Si le trio choisit souvent un tempo très rapide aux structures marquées (rejeton du crust et du black), il n'hésite pas non plus à injecter des breaks où la lourdeur vient te décrocher les cervicales, de la manière la plus douloureuse possible. Il construit ainsi une trame particulière qui offre des arcs-boutants supportant la base black crust, l'indus (plus sale que jamais), offrant un liant entre les deux. L'indus est d'ailleurs plus présent, jouant sur la forme et un peu le fond, amenant à la fois des brides d'ambiances mais aussi des éléments plus directs, qui vont s'immiscer dans la musique, donnant différentes strates toutes aussi malsaines les unes que les autres. Le groupe offre aussi une approche des rythmiques qui s'appuient sur les codes des styles et en jouant, offrant des instants pouvant être survoltés ou apporter une approche plus réfléchie, poussant, avec les textes, à introduire, de la part de l'auditeur, une réflexion (sur la nature humaine, notre propre nature, comment est-il possible que 7,5 millions d'années dévolution ont pu déraper à ce point...).
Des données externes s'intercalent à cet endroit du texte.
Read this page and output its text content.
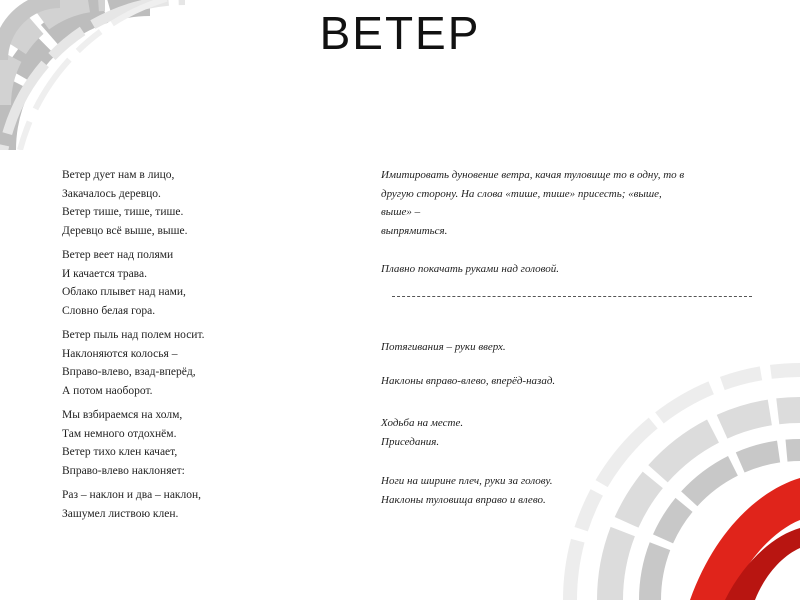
ВЕТЕР
Ветер дует нам в лицо,
Закачалось деревцо.
Ветер тише, тише, тише.
Деревцо всё выше, выше.
Ветер веет над полями
И качается трава.
Облако плывет над нами,
Словно белая гора.
Ветер пыль над полем носит.
Наклоняются колосья –
Вправо-влево, взад-вперёд,
А потом наоборот.
Мы взбираемся на холм,
Там немного отдохнём.
Ветер тихо клен качает,
Вправо-влево наклоняет:
Раз – наклон и два – наклон,
Зашумел листвою клен.
Имитировать дуновение ветра, качая туловище то в одну, то в
другую сторону. На слова «тише, тише» присесть; «выше,
выше» –
выпрямиться.
Плавно покачать руками над головой.
Потягивания – руки вверх.
Наклоны вправо-влево, вперёд-назад.
Ходьба на месте.
Приседания.
Ноги на ширине плеч, руки за голову.
Наклоны туловища вправо и влево.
Mais ce qu'il est vraiment plus net, c'est l'intensité que Salò nous balance sans coup frémir. Car les moments où le groupe ralentit un peu le rythme ne sont qu'un prélude vicieux à un déferlement de violence et de noirceur, jouant de temps à autre à glisser une étape intermédiaire entre les deux, offrant alors une lourdeur dotée d'une vélocité surprenante. C'est là que parfois le black se montre franchement, exposant sa noirceur qu'il peut accoupler à la froideur de l'indus (toujours avec le crust en embuscade). Ce qui permet au groupe de personnifier le cynisme qui peut exister dans les samples ou les paroles.
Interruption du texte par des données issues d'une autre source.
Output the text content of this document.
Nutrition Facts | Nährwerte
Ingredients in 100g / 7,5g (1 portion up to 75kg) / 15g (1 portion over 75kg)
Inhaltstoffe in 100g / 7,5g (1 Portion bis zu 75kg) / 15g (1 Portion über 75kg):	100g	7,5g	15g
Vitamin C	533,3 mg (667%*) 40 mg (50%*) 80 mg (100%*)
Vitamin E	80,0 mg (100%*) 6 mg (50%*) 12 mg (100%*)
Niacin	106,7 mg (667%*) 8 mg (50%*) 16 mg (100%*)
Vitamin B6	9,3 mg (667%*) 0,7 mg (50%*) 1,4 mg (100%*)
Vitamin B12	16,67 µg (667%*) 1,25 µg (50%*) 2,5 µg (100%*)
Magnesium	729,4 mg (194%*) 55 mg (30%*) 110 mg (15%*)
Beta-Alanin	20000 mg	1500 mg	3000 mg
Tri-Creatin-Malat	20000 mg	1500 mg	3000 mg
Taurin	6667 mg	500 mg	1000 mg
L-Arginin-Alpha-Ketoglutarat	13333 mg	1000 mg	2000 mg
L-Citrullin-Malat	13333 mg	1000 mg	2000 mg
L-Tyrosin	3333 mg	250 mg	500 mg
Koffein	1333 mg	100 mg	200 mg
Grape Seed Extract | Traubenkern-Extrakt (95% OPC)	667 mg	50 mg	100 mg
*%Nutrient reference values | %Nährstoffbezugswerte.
Quoi qu'il en soit, c'est clair que le groupe veut en découdre (putain, en live ça doit déboiter tout le service gériatrique de l'hôpital de Cherbourg).
Le groupe joue aussi sur la tonalité. Il glisse quelque chose de différents, ici et là, dans la musique ou par le chant, notamment avec Müttrelein, ce qui donne une autre dimension sur la fin de l'album, servant de paroxysme au cynisme, à la violence mais aussi de marqueur d'un palier largement franchit, glissant plus des strates indus glaçantes (mais non dénuées de beauté funeste). Comme si le point d'orgue était la rencontre de tout ce qui caractérise cet album, pour mieux te rassoir à ta place de morceau de viande.
Le chant est très caractéristique de Salò. Ce chant entre crust et black, avec ce timbre singulier et dont on ne peut pas imaginer Salò sans ce chant. Les paroles sont toujours en français, dans ce chant quelque part entre chant hurlé, un peu désincarné et surtout quelque part entre le guttural et un aspect éraillé, offrant un relent sale, malsain mais qui sied totalement au groupe. Les deux chants en plus (Karras et Mütterlein) sur les titres où il apparaissent joue sur la tonalité (bien que Karras soit plus orienté dans le direct en pleine gueule). Quoi qu'il en soit, le groupe s'octroie une ouverture vers des horizons intéressant, en terme de featuring.
Le son est excellent. Puissant, massif, avec un côté martial (qui permet à l'indus de s'exprimer pleinement). Il y a un côté un peu sale, qui est la marque du groupe. Sale mais clairement réfléchi pour être cohérent et audible, servant d'écrin à la noirceur des textes. Le mixe entre la musique, les samples et le chant sont en adéquation avec ce que le groupe transmet, laissant une part d'interprétation assez vicieuse.
Salò vient de lâcher une putain de déflagration! Si tu es un amateur de groupe extrême, tu ne peux pas passer à côté de cet album, avec un groupe en pleine possession de ces moyens et maitrisant son univers. Maintenant, je dois les voir en live, c'est obligé!